The pool party
Sara Zandieh’s short The Pool Party lasts fourteen minutes but feels fleshed out enough to be worthy of a feature-length film, the narrative touching on simple but edifying truths.
Khani is a domestic servant who struggles to keep up with his mistress’ demands and endures the constant humiliation of his lower-class standing in a posh Iran. He hurriedly gets to the house in the morning only to be confronted with Ziba angrily yelling at her husband on the phone. The man of the house is away on business and will miss his daughter Lilli’s birthday. Unsurprisingly Ziba takes out her anger on Khani, bidding him crossly from one task to another.
Suddenly, Ziba is struck by an idea: her daughter’s birthday affair will be a pool party, a blowout for all the other kids. The family’s pool must be refinished, filled and ready in less than twenty-four hours. Feeling taken advantage of, Khani finally rebels. His creased, weary face is expressive of so much more than his individual struggles, and points to our awareness that he stands for an entire profession, relied upon but seldom acknowledged.
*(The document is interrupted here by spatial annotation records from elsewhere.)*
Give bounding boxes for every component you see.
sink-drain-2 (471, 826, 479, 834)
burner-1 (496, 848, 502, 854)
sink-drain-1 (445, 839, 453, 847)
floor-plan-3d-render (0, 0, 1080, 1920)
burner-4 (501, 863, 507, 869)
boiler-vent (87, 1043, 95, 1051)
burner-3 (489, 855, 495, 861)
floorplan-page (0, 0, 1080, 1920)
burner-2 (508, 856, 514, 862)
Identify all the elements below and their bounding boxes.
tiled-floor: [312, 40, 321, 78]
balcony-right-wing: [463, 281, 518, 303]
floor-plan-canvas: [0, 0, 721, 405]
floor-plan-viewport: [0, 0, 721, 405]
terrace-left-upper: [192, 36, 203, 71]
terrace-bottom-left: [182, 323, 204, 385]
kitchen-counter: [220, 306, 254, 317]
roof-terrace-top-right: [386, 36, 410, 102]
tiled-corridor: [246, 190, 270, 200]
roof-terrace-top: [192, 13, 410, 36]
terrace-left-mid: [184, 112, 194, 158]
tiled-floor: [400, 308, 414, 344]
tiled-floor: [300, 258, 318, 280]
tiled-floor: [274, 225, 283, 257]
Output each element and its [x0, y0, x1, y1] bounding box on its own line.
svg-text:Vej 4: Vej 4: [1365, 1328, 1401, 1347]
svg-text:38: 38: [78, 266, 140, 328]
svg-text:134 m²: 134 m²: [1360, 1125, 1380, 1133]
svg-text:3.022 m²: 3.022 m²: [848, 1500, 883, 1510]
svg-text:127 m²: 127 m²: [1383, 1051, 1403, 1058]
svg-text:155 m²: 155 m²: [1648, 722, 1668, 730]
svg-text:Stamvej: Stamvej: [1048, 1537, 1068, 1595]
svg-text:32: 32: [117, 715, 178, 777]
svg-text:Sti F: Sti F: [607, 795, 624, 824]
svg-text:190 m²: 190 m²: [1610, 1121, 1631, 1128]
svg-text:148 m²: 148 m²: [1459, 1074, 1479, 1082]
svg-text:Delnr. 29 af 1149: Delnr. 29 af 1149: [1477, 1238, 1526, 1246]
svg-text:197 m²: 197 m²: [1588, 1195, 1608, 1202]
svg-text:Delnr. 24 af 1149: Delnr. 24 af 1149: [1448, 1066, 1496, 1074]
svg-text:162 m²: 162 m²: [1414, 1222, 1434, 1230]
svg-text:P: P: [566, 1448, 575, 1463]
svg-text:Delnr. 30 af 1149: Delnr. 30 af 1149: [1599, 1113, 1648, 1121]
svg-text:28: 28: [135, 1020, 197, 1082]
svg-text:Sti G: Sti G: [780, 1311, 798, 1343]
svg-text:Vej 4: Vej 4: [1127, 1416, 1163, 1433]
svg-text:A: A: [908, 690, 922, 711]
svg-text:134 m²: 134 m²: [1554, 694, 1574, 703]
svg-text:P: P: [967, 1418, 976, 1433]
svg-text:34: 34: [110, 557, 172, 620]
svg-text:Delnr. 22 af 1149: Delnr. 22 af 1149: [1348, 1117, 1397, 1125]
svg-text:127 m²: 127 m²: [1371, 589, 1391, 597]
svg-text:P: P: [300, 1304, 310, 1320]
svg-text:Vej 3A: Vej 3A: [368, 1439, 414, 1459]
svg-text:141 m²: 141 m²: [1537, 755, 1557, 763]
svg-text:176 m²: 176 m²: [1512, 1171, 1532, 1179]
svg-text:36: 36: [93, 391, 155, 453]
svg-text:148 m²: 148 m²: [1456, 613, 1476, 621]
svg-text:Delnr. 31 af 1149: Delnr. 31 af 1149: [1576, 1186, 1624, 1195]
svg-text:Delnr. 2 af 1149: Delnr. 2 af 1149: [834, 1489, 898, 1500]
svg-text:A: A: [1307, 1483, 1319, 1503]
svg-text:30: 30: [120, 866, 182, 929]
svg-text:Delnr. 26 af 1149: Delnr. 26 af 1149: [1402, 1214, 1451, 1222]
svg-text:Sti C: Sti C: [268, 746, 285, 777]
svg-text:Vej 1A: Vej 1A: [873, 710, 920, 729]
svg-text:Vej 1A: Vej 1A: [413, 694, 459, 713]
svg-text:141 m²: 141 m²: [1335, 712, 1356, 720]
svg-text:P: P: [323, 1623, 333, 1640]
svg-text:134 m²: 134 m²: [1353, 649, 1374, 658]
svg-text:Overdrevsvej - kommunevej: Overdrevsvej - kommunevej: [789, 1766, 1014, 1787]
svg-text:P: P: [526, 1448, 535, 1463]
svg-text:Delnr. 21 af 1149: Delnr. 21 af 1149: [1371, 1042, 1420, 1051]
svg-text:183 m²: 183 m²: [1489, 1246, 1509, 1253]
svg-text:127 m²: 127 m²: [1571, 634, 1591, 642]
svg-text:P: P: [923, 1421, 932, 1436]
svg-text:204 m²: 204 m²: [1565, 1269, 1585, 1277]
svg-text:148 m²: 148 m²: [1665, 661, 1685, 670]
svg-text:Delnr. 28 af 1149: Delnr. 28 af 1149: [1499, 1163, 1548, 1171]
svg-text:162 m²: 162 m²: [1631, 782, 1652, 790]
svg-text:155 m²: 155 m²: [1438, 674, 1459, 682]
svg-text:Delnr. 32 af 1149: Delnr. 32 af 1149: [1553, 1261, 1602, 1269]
But even in this contentious situation, Khani has a loving rapport with Lilli—he coaxes her out of a tree where she goes to sulk after learning her father is away. Khani even has the contours of a relationship with Ziba, the lady of the house–when she’s not busy ordering him around. It’s these nuances that give the film its quality. “The Pool Party” resonates and bids our attention with a quiet resolve.
Zandieh has been shepherding the film through its festival stage, receiving accolades in the process. “The Pool Party” got a special jury mention at the last Tribeca Film Festival this year. It was screened at the Palm Springs International Film Festival.
A native of Iran who emigrated to the U.S. during the Iran-Iraq war, Sara Zandieh has been in the last stages of completing her masters at Columbia University Film. This summer she completed a short film at a FEMIS workshop in France.
Her talent for showing her characters’ humanity in the subtlest way possible is already evident; mark her down as one director to watch.